6. your rights and choices

you have the following rights regarding your personal information:

6.1 access and portability

you can access and export all your data through your account settings. contact us at support@reap.com to request a complete copy of your data.

6.2 correction and updates

you can update your account information, credit cards, and benefits at any time through the service.

6.3 deletion

you can delete your account and all associated data by contacting us. upon request, we will delete your personal information within 30 days, subject to legal retention requirements.

6.4 marketing communications

we only send service-related emails (account notifications, billing, security alerts). we do not send marketing emails. you cannot opt out of service-related communications.

6.5 cookies

we use only essential session cookies required for the service to function. you can disable cookies in your browser, but this will prevent you from using the service.
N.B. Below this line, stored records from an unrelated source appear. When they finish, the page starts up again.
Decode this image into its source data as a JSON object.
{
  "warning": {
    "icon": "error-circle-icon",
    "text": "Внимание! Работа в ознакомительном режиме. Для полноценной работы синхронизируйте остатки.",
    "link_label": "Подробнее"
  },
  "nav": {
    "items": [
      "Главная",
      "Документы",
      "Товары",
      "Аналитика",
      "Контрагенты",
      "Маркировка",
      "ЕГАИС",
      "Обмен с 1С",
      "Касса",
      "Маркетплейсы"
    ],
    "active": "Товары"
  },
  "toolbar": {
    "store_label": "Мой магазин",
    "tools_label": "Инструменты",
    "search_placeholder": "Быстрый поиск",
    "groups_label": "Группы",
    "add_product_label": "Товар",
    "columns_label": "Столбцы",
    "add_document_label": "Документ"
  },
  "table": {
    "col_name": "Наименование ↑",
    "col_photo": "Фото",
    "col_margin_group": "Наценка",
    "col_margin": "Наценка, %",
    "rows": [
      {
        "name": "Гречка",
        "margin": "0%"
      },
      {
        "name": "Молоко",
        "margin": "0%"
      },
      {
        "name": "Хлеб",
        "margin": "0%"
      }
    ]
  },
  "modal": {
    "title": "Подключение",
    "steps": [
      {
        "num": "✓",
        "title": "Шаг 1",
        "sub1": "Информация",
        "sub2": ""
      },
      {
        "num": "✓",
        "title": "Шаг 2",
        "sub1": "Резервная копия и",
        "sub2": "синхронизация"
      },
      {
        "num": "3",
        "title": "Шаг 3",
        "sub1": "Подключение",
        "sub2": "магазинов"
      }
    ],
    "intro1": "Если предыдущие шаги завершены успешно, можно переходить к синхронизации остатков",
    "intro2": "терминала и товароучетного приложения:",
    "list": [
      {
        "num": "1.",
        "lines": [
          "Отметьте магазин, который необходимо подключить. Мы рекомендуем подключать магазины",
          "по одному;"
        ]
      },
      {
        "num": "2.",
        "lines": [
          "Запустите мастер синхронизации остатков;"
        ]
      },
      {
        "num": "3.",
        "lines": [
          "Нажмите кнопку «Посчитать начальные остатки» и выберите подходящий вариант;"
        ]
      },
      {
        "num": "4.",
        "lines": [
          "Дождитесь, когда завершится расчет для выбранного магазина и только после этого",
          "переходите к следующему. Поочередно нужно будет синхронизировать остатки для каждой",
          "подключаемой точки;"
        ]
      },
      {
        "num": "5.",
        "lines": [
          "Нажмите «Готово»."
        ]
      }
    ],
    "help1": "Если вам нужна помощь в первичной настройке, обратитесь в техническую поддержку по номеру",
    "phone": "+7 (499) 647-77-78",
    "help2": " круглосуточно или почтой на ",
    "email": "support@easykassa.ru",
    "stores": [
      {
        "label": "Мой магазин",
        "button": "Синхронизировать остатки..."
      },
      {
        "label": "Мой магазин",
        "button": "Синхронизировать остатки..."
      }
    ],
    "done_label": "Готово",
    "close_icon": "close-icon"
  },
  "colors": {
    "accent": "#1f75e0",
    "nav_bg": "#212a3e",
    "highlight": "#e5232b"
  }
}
7. gdpr compliance (european users)

if you are located in the european economic area (eea), you have additional rights under the general data protection regulation (gdpr):

7.1 legal basis for processing

we process your personal data based on:

  • contract: to provide the service you signed up for
  • legitimate interests: to improve the service, prevent fraud, and ensure security
  • consent: when you provide explicit consent (e.g., oauth sign-in)
  • legal obligation: to comply with applicable laws

7.2 your gdpr rights

  • right to access: request a copy of your personal data
  • right to rectification: correct inaccurate data
  • right to erasure: request deletion of your data ("right to be forgotten")
  • right to restriction: limit how we process your data
  • right to portability: receive your data in a structured, machine-readable format
  • right to object: object to processing based on legitimate interests
  • right to withdraw consent: withdraw consent at any time

to exercise these rights, contact us at support@reap.com. we will respond within 30 days.

7.3 data transfers

your data may be transferred to and processed in the united states or other countries where our service providers operate. we ensure adequate safeguards are in place for international transfers.

7.4 supervisory authority

you have the right to lodge a complaint with your local data protection authority if you believe we have not complied with gdpr requirements.

8. children's privacy

the service is not intended for children under 18 years of age. we do not knowingly collect personal information from children. if you believe we have collected information from a child, please contact us immediately.

9. third-party links

the service may contain links to third-party websites (e.g., credit card issuer websites). we are not responsible for the privacy practices of these external sites. please review their privacy policies.

10. california privacy rights (ccpa)

if you are a california resident, you have additional rights under the california consumer privacy act:

  • right to know what personal information is collected
  • right to know if personal information is sold or disclosed
  • right to say no to the sale of personal information (we do not sell your data)
  • right to delete personal information
  • right to non-discrimination for exercising ccpa rights

to exercise these rights, contact us at support@reap.com.

11. changes to this privacy policy

we may update this privacy policy from time to time. we will notify you of material changes by:

  • sending an email to your registered address
  • posting a notice in the service
  • updating the "last updated" date at the top of this page

your continued use of the service after changes constitutes acceptance of the updated privacy policy.

12. contact us

if you have questions about this privacy policy or wish to exercise your privacy rights, please contact us:

email: support@reap.com

we will respond to your inquiry within 30 days.